Retrospektiven
STEINWENDNER/STENVERT
Zum 100. Geburtstag
7.9.–11.10.2020
1920 in Wien geboren, zieht es Kurt Steinwendner bereits im Kindesalter hin zur Malerei. Während des Zweiten Weltkriegs wird er noch für ein Studium an der Akademie der bildenden Künste zugelassen, muss dieses aber unterbrechen, als ihn der Einberufungsbefehl ereilt. Nach dem Krieg ist er einer der Mitbegründer des Wiener Art Clubs, ein Sammelbecken für Künstler aus verschiedenen Disziplinen, die sich untereinander austauschen und Ausstellungen organisieren.

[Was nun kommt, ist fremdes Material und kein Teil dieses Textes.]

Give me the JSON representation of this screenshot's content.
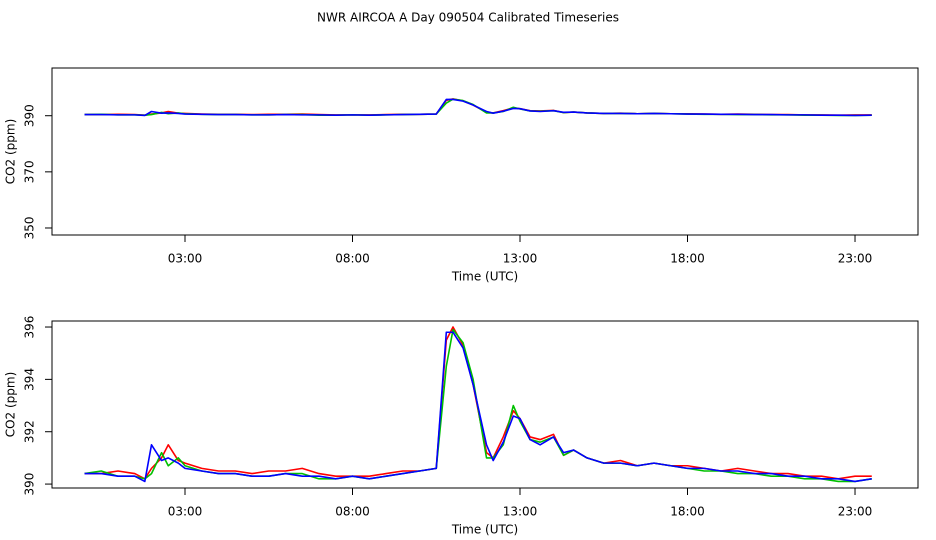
{
  "title": "NWR AIRCOA A  Day 090504  Calibrated Timeseries",
  "chart_data": [
    {
      "type": "line",
      "xlabel": "Time (UTC)",
      "ylabel": "CO2 (ppm)",
      "xlim": [
        -0.97,
        24.88
      ],
      "ylim": [
        347.5,
        407
      ],
      "xticks": [
        {
          "value": 3,
          "label": "03:00"
        },
        {
          "value": 8,
          "label": "08:00"
        },
        {
          "value": 13,
          "label": "13:00"
        },
        {
          "value": 18,
          "label": "18:00"
        },
        {
          "value": 23,
          "label": "23:00"
        }
      ],
      "yticks": [
        350,
        370,
        390
      ],
      "x": [
        0,
        0.5,
        1,
        1.5,
        1.8,
        2,
        2.3,
        2.5,
        2.8,
        3,
        3.5,
        4,
        4.5,
        5,
        5.5,
        6,
        6.5,
        7,
        7.5,
        8,
        8.5,
        9,
        9.5,
        10,
        10.5,
        10.8,
        11,
        11.3,
        11.6,
        12,
        12.2,
        12.5,
        12.8,
        13,
        13.3,
        13.6,
        14,
        14.3,
        14.6,
        15,
        15.5,
        16,
        16.5,
        17,
        17.5,
        18,
        18.5,
        19,
        19.5,
        20,
        20.5,
        21,
        21.5,
        22,
        22.5,
        23,
        23.5
      ],
      "series": [
        {
          "color": "#ff0000",
          "values": [
            390.4,
            390.4,
            390.5,
            390.4,
            390.2,
            390.6,
            391.0,
            391.5,
            390.9,
            390.8,
            390.6,
            390.5,
            390.5,
            390.4,
            390.5,
            390.5,
            390.6,
            390.4,
            390.3,
            390.3,
            390.3,
            390.4,
            390.5,
            390.5,
            390.6,
            395.5,
            396.0,
            395.3,
            393.8,
            391.2,
            391.0,
            391.8,
            392.8,
            392.5,
            391.8,
            391.7,
            391.9,
            391.1,
            391.3,
            391.0,
            390.8,
            390.9,
            390.7,
            390.8,
            390.7,
            390.7,
            390.6,
            390.5,
            390.6,
            390.5,
            390.4,
            390.4,
            390.3,
            390.3,
            390.2,
            390.3,
            390.3
          ]
        },
        {
          "color": "#00c000",
          "values": [
            390.4,
            390.5,
            390.3,
            390.3,
            390.2,
            390.4,
            391.2,
            390.7,
            391.0,
            390.7,
            390.5,
            390.4,
            390.4,
            390.3,
            390.3,
            390.4,
            390.4,
            390.2,
            390.2,
            390.3,
            390.2,
            390.3,
            390.4,
            390.5,
            390.6,
            394.5,
            395.9,
            395.4,
            394.0,
            391.0,
            391.0,
            391.5,
            393.0,
            392.4,
            391.7,
            391.6,
            391.8,
            391.1,
            391.3,
            391.0,
            390.8,
            390.8,
            390.7,
            390.8,
            390.7,
            390.6,
            390.5,
            390.5,
            390.4,
            390.4,
            390.3,
            390.3,
            390.2,
            390.2,
            390.1,
            390.1,
            390.2
          ]
        },
        {
          "color": "#0000ff",
          "values": [
            390.4,
            390.4,
            390.3,
            390.3,
            390.1,
            391.5,
            390.9,
            391.0,
            390.8,
            390.6,
            390.5,
            390.4,
            390.4,
            390.3,
            390.3,
            390.4,
            390.3,
            390.3,
            390.2,
            390.3,
            390.2,
            390.3,
            390.4,
            390.5,
            390.6,
            395.8,
            395.8,
            395.2,
            393.8,
            391.5,
            390.9,
            391.6,
            392.6,
            392.5,
            391.7,
            391.5,
            391.8,
            391.2,
            391.3,
            391.0,
            390.8,
            390.8,
            390.7,
            390.8,
            390.7,
            390.6,
            390.6,
            390.5,
            390.5,
            390.4,
            390.4,
            390.3,
            390.3,
            390.2,
            390.2,
            390.1,
            390.2
          ]
        }
      ]
    },
    {
      "type": "line",
      "xlabel": "Time (UTC)",
      "ylabel": "CO2 (ppm)",
      "xlim": [
        -0.97,
        24.88
      ],
      "ylim": [
        389.85,
        396.23
      ],
      "xticks": [
        {
          "value": 3,
          "label": "03:00"
        },
        {
          "value": 8,
          "label": "08:00"
        },
        {
          "value": 13,
          "label": "13:00"
        },
        {
          "value": 18,
          "label": "18:00"
        },
        {
          "value": 23,
          "label": "23:00"
        }
      ],
      "yticks": [
        390,
        392,
        394,
        396
      ],
      "x": [
        0,
        0.5,
        1,
        1.5,
        1.8,
        2,
        2.3,
        2.5,
        2.8,
        3,
        3.5,
        4,
        4.5,
        5,
        5.5,
        6,
        6.5,
        7,
        7.5,
        8,
        8.5,
        9,
        9.5,
        10,
        10.5,
        10.8,
        11,
        11.3,
        11.6,
        12,
        12.2,
        12.5,
        12.8,
        13,
        13.3,
        13.6,
        14,
        14.3,
        14.6,
        15,
        15.5,
        16,
        16.5,
        17,
        17.5,
        18,
        18.5,
        19,
        19.5,
        20,
        20.5,
        21,
        21.5,
        22,
        22.5,
        23,
        23.5
      ],
      "series": [
        {
          "color": "#ff0000",
          "values": [
            390.4,
            390.4,
            390.5,
            390.4,
            390.2,
            390.6,
            391.0,
            391.5,
            390.9,
            390.8,
            390.6,
            390.5,
            390.5,
            390.4,
            390.5,
            390.5,
            390.6,
            390.4,
            390.3,
            390.3,
            390.3,
            390.4,
            390.5,
            390.5,
            390.6,
            395.5,
            396.0,
            395.3,
            393.8,
            391.2,
            391.0,
            391.8,
            392.8,
            392.5,
            391.8,
            391.7,
            391.9,
            391.1,
            391.3,
            391.0,
            390.8,
            390.9,
            390.7,
            390.8,
            390.7,
            390.7,
            390.6,
            390.5,
            390.6,
            390.5,
            390.4,
            390.4,
            390.3,
            390.3,
            390.2,
            390.3,
            390.3
          ]
        },
        {
          "color": "#00c000",
          "values": [
            390.4,
            390.5,
            390.3,
            390.3,
            390.2,
            390.4,
            391.2,
            390.7,
            391.0,
            390.7,
            390.5,
            390.4,
            390.4,
            390.3,
            390.3,
            390.4,
            390.4,
            390.2,
            390.2,
            390.3,
            390.2,
            390.3,
            390.4,
            390.5,
            390.6,
            394.5,
            395.9,
            395.4,
            394.0,
            391.0,
            391.0,
            391.5,
            393.0,
            392.4,
            391.7,
            391.6,
            391.8,
            391.1,
            391.3,
            391.0,
            390.8,
            390.8,
            390.7,
            390.8,
            390.7,
            390.6,
            390.5,
            390.5,
            390.4,
            390.4,
            390.3,
            390.3,
            390.2,
            390.2,
            390.1,
            390.1,
            390.2
          ]
        },
        {
          "color": "#0000ff",
          "values": [
            390.4,
            390.4,
            390.3,
            390.3,
            390.1,
            391.5,
            390.9,
            391.0,
            390.8,
            390.6,
            390.5,
            390.4,
            390.4,
            390.3,
            390.3,
            390.4,
            390.3,
            390.3,
            390.2,
            390.3,
            390.2,
            390.3,
            390.4,
            390.5,
            390.6,
            395.8,
            395.8,
            395.2,
            393.8,
            391.5,
            390.9,
            391.6,
            392.6,
            392.5,
            391.7,
            391.5,
            391.8,
            391.2,
            391.3,
            391.0,
            390.8,
            390.8,
            390.7,
            390.8,
            390.7,
            390.6,
            390.6,
            390.5,
            390.5,
            390.4,
            390.4,
            390.3,
            390.3,
            390.2,
            390.2,
            390.1,
            390.2
          ]
        }
      ]
    }
  ]
}
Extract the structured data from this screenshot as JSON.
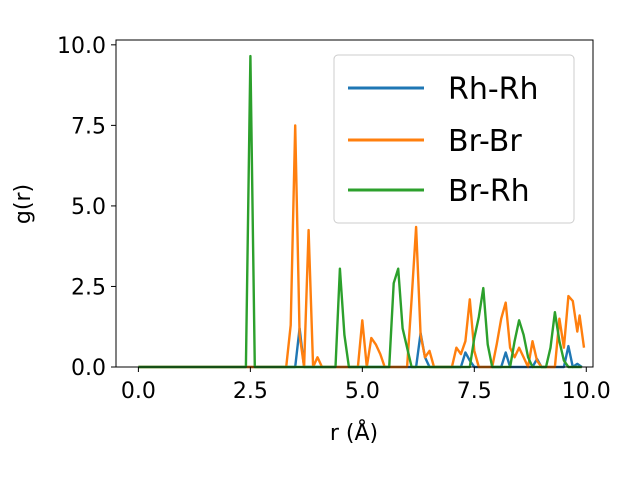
{
  "chart_data": {
    "type": "line",
    "title": "",
    "xlabel": "r (Å)",
    "ylabel": "g(r)",
    "xlim": [
      -0.5,
      10.15
    ],
    "ylim": [
      0,
      10.15
    ],
    "xticks": [
      "0.0",
      "2.5",
      "5.0",
      "7.5",
      "10.0"
    ],
    "yticks": [
      "0.0",
      "2.5",
      "5.0",
      "7.5",
      "10.0"
    ],
    "grid": false,
    "legend_position": "top-right",
    "series": [
      {
        "name": "Rh-Rh",
        "color": "#1f77b4",
        "points": [
          [
            0.0,
            0.0
          ],
          [
            3.5,
            0.0
          ],
          [
            3.6,
            1.2
          ],
          [
            3.7,
            0.0
          ],
          [
            6.2,
            0.0
          ],
          [
            6.3,
            1.05
          ],
          [
            6.4,
            0.3
          ],
          [
            6.5,
            0.0
          ],
          [
            7.2,
            0.0
          ],
          [
            7.3,
            0.45
          ],
          [
            7.4,
            0.2
          ],
          [
            7.5,
            0.0
          ],
          [
            8.1,
            0.0
          ],
          [
            8.2,
            0.45
          ],
          [
            8.3,
            0.0
          ],
          [
            8.8,
            0.0
          ],
          [
            8.9,
            0.25
          ],
          [
            9.0,
            0.0
          ],
          [
            9.5,
            0.0
          ],
          [
            9.6,
            0.65
          ],
          [
            9.7,
            0.0
          ],
          [
            9.8,
            0.1
          ],
          [
            9.9,
            0.0
          ]
        ]
      },
      {
        "name": "Br-Br",
        "color": "#ff7f0e",
        "points": [
          [
            0.0,
            0.0
          ],
          [
            3.3,
            0.0
          ],
          [
            3.4,
            1.3
          ],
          [
            3.5,
            7.5
          ],
          [
            3.6,
            1.0
          ],
          [
            3.7,
            0.0
          ],
          [
            3.8,
            4.25
          ],
          [
            3.9,
            0.0
          ],
          [
            4.0,
            0.3
          ],
          [
            4.1,
            0.0
          ],
          [
            4.9,
            0.0
          ],
          [
            5.0,
            1.45
          ],
          [
            5.1,
            0.0
          ],
          [
            5.2,
            0.9
          ],
          [
            5.3,
            0.7
          ],
          [
            5.4,
            0.4
          ],
          [
            5.5,
            0.0
          ],
          [
            6.0,
            0.0
          ],
          [
            6.1,
            2.1
          ],
          [
            6.2,
            4.35
          ],
          [
            6.3,
            1.0
          ],
          [
            6.4,
            0.3
          ],
          [
            6.5,
            0.5
          ],
          [
            6.6,
            0.0
          ],
          [
            7.0,
            0.0
          ],
          [
            7.1,
            0.6
          ],
          [
            7.2,
            0.4
          ],
          [
            7.3,
            0.8
          ],
          [
            7.4,
            2.1
          ],
          [
            7.5,
            0.5
          ],
          [
            7.6,
            0.0
          ],
          [
            7.9,
            0.0
          ],
          [
            8.0,
            0.7
          ],
          [
            8.1,
            1.5
          ],
          [
            8.2,
            2.0
          ],
          [
            8.3,
            0.6
          ],
          [
            8.4,
            0.3
          ],
          [
            8.5,
            0.6
          ],
          [
            8.6,
            0.3
          ],
          [
            8.7,
            0.0
          ],
          [
            8.8,
            0.8
          ],
          [
            8.9,
            0.2
          ],
          [
            9.0,
            0.0
          ],
          [
            9.3,
            0.0
          ],
          [
            9.4,
            1.5
          ],
          [
            9.5,
            0.6
          ],
          [
            9.6,
            2.2
          ],
          [
            9.7,
            2.05
          ],
          [
            9.8,
            1.1
          ],
          [
            9.85,
            1.6
          ],
          [
            9.95,
            0.6
          ]
        ]
      },
      {
        "name": "Br-Rh",
        "color": "#2ca02c",
        "points": [
          [
            0.0,
            0.0
          ],
          [
            2.4,
            0.0
          ],
          [
            2.5,
            9.65
          ],
          [
            2.6,
            0.0
          ],
          [
            4.4,
            0.0
          ],
          [
            4.5,
            3.05
          ],
          [
            4.6,
            1.0
          ],
          [
            4.7,
            0.0
          ],
          [
            5.6,
            0.0
          ],
          [
            5.7,
            2.6
          ],
          [
            5.8,
            3.05
          ],
          [
            5.9,
            1.2
          ],
          [
            6.0,
            0.6
          ],
          [
            6.1,
            0.0
          ],
          [
            7.4,
            0.0
          ],
          [
            7.5,
            0.9
          ],
          [
            7.6,
            1.55
          ],
          [
            7.7,
            2.45
          ],
          [
            7.8,
            0.7
          ],
          [
            7.9,
            0.0
          ],
          [
            8.3,
            0.0
          ],
          [
            8.4,
            0.8
          ],
          [
            8.5,
            1.45
          ],
          [
            8.6,
            1.0
          ],
          [
            8.7,
            0.3
          ],
          [
            8.8,
            0.0
          ],
          [
            9.1,
            0.0
          ],
          [
            9.2,
            0.6
          ],
          [
            9.3,
            1.7
          ],
          [
            9.4,
            0.8
          ],
          [
            9.5,
            0.2
          ],
          [
            9.6,
            0.0
          ],
          [
            9.9,
            0.0
          ]
        ]
      }
    ]
  }
}
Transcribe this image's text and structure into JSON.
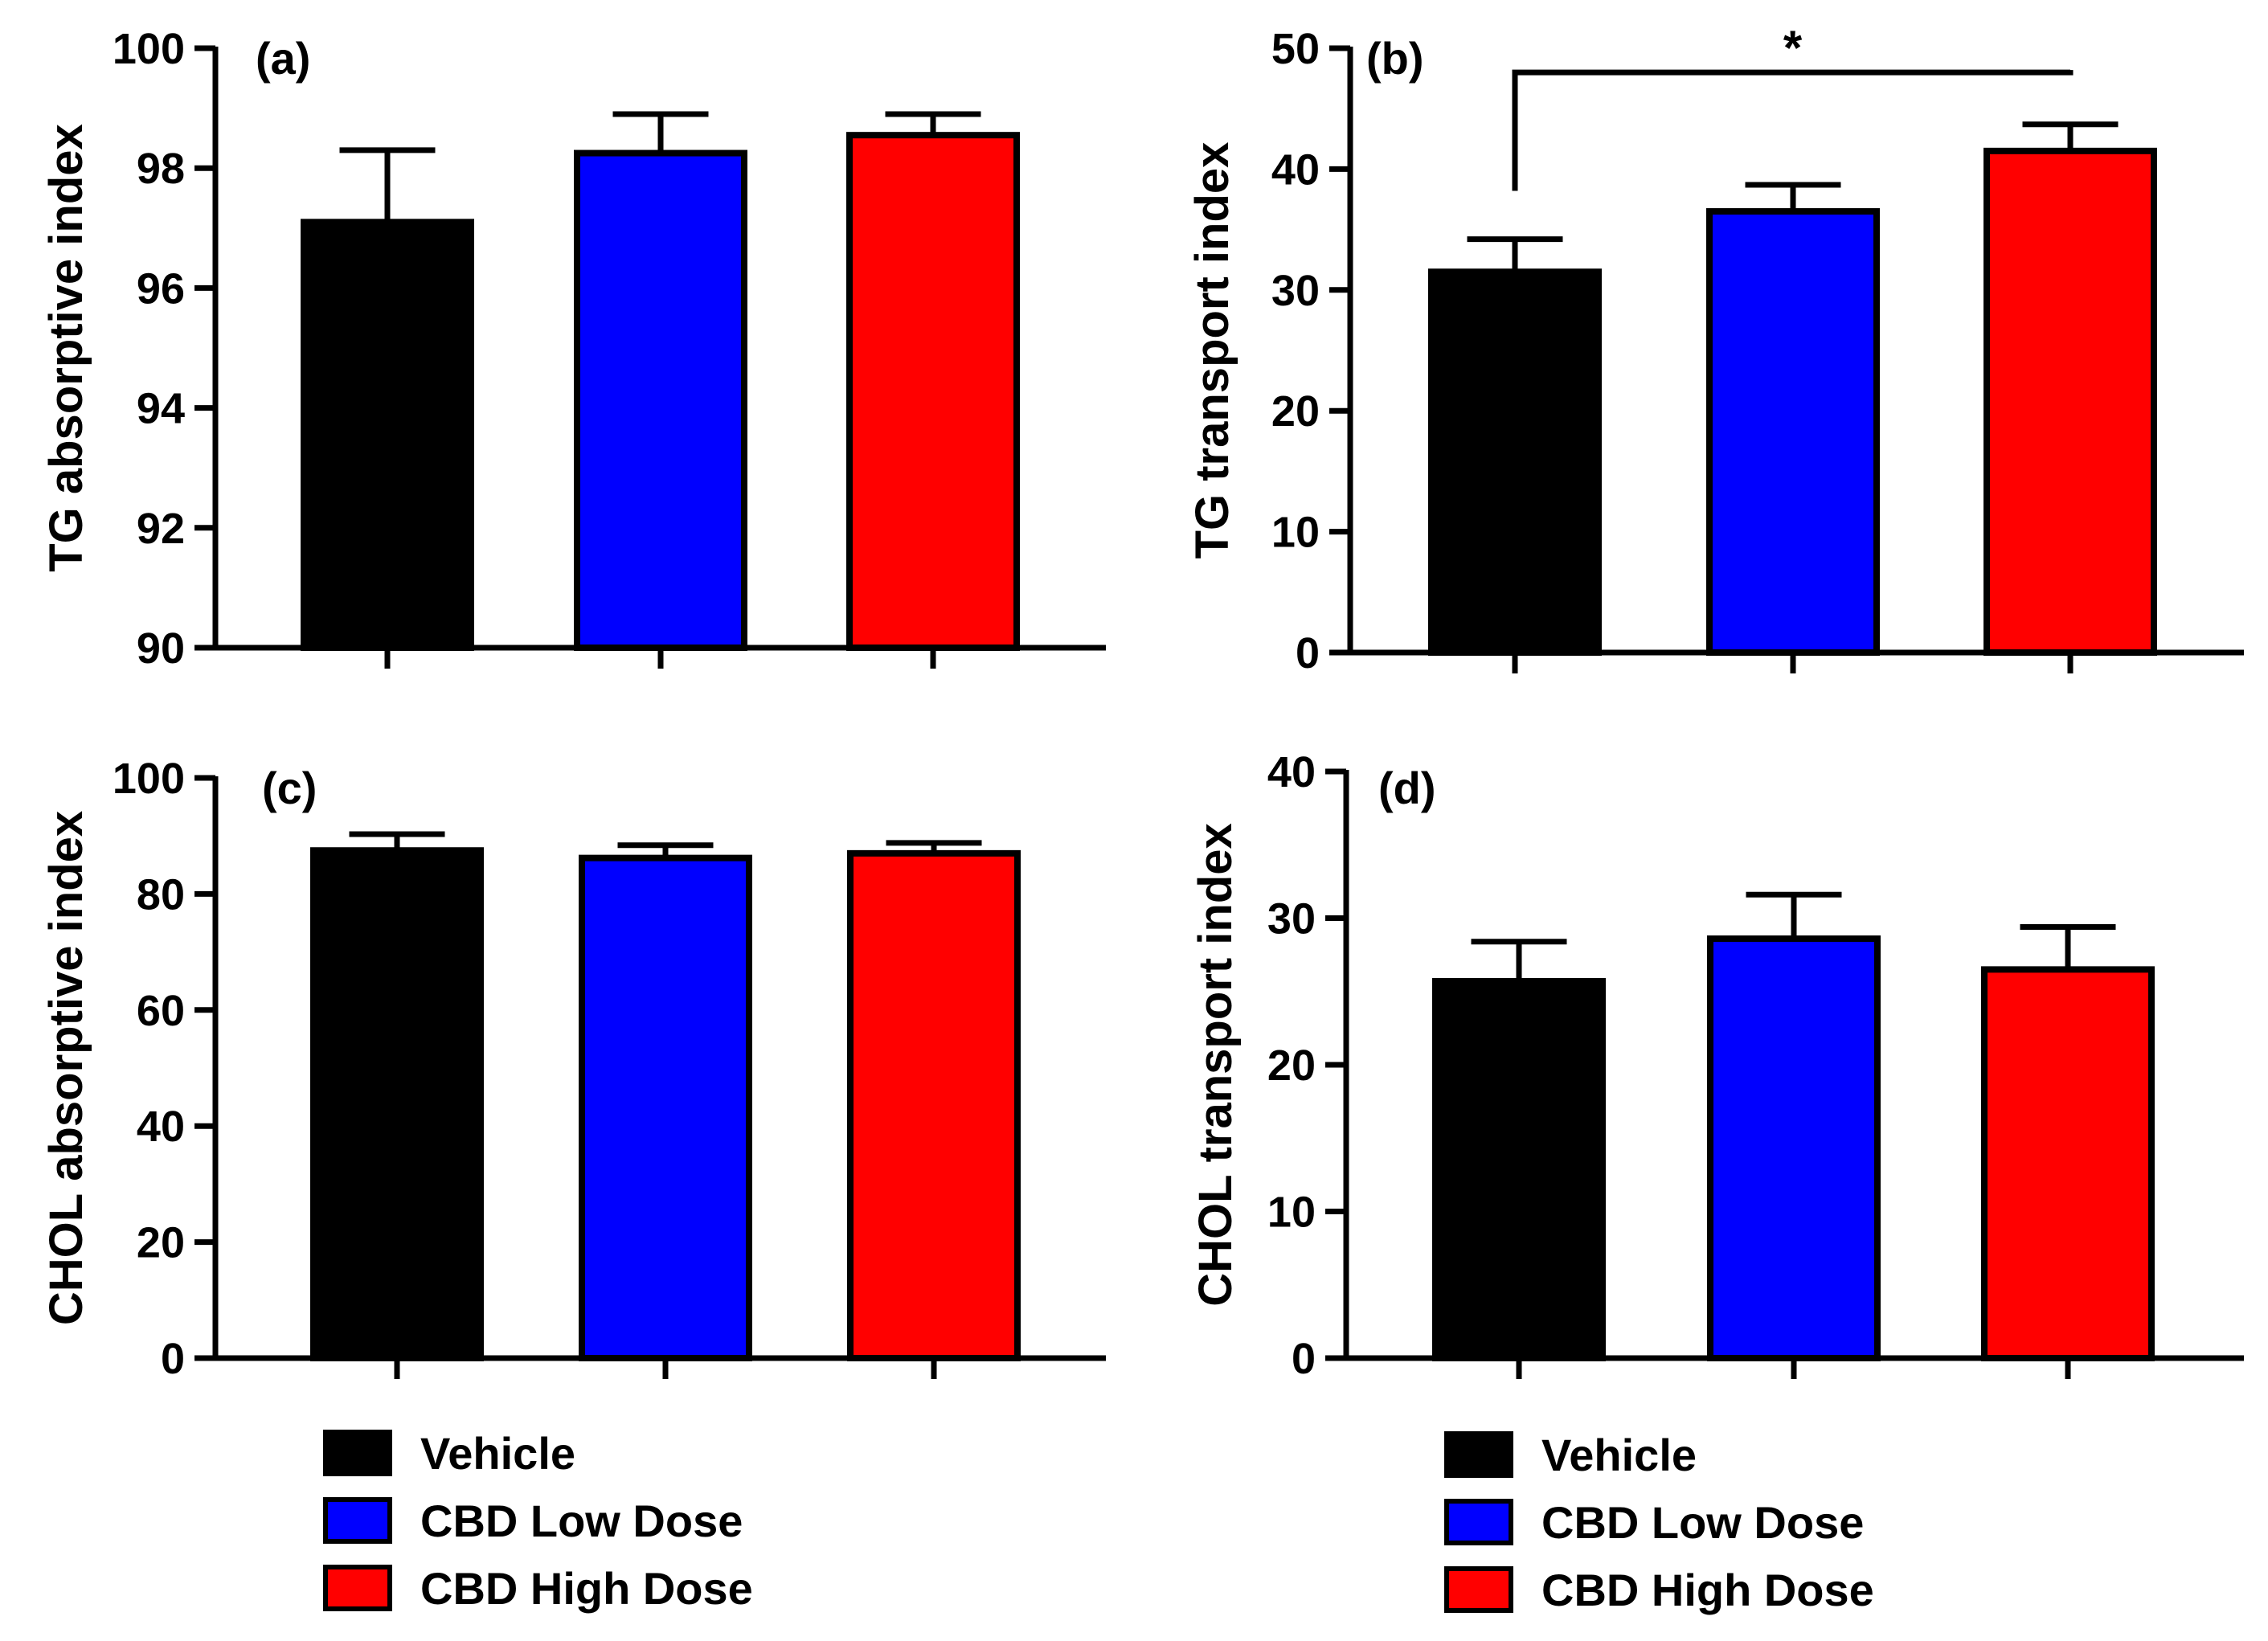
{
  "groups": [
    {
      "name": "Vehicle",
      "color": "#000000"
    },
    {
      "name": "CBD Low Dose",
      "color": "#0000ff"
    },
    {
      "name": "CBD High Dose",
      "color": "#ff0000"
    }
  ],
  "chart_data": [
    {
      "type": "bar",
      "panel": "(a)",
      "ylabel": "TG absorptive index",
      "categories": [
        "Vehicle",
        "CBD Low Dose",
        "CBD High Dose"
      ],
      "values": [
        97.1,
        98.25,
        98.55
      ],
      "errors": [
        1.2,
        0.65,
        0.35
      ],
      "ylim": [
        90,
        100
      ],
      "yticks": [
        90,
        92,
        94,
        96,
        98,
        100
      ],
      "colors": [
        "#000000",
        "#0000ff",
        "#ff0000"
      ]
    },
    {
      "type": "bar",
      "panel": "(b)",
      "ylabel": "TG transport index",
      "categories": [
        "Vehicle",
        "CBD Low Dose",
        "CBD High Dose"
      ],
      "values": [
        31.5,
        36.5,
        41.5
      ],
      "errors": [
        2.7,
        2.2,
        2.2
      ],
      "ylim": [
        0,
        50
      ],
      "yticks": [
        0,
        10,
        20,
        30,
        40,
        50
      ],
      "colors": [
        "#000000",
        "#0000ff",
        "#ff0000"
      ],
      "significance": {
        "from": 0,
        "to": 2,
        "label": "*",
        "level": 48
      }
    },
    {
      "type": "bar",
      "panel": "(c)",
      "ylabel": "CHOL absorptive index",
      "categories": [
        "Vehicle",
        "CBD Low Dose",
        "CBD High Dose"
      ],
      "values": [
        87.5,
        86.2,
        87.0
      ],
      "errors": [
        2.8,
        2.2,
        1.8
      ],
      "ylim": [
        0,
        100
      ],
      "yticks": [
        0,
        20,
        40,
        60,
        80,
        100
      ],
      "colors": [
        "#000000",
        "#0000ff",
        "#ff0000"
      ]
    },
    {
      "type": "bar",
      "panel": "(d)",
      "ylabel": "CHOL transport index",
      "categories": [
        "Vehicle",
        "CBD Low Dose",
        "CBD High Dose"
      ],
      "values": [
        25.7,
        28.6,
        26.5
      ],
      "errors": [
        2.7,
        3.0,
        2.9
      ],
      "ylim": [
        0,
        40
      ],
      "yticks": [
        0,
        10,
        20,
        30,
        40
      ],
      "colors": [
        "#000000",
        "#0000ff",
        "#ff0000"
      ]
    }
  ]
}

Mit seinen surrealistisch anmutenden Bildern und der Glasskulptur »Violinspieler in vier Bewegungsphasen«, die wenig später auch in Johann Alexander Hübler-Kahlas’ Wiener-Weltschmerz-Komödie DIE WELT DREHT SICH VERKEHRT zu sehen ist, macht er sich einen Namen. Gemeinsam mit dem Fotografen und Psychologen Wolfgang Kudrnofsky realisiert er seinen ersten Kurzfilm, DER RABE, nach dem Schauergedicht von Edgar Allan Poe, das die beiden in eine suggestiv-assoziative Formensprache übersetzen und mit elektronischer Musik unterlegen. Die knapp 15 Minuten gelten heute als Geburtsstunde des heimischen Avantgardefilms.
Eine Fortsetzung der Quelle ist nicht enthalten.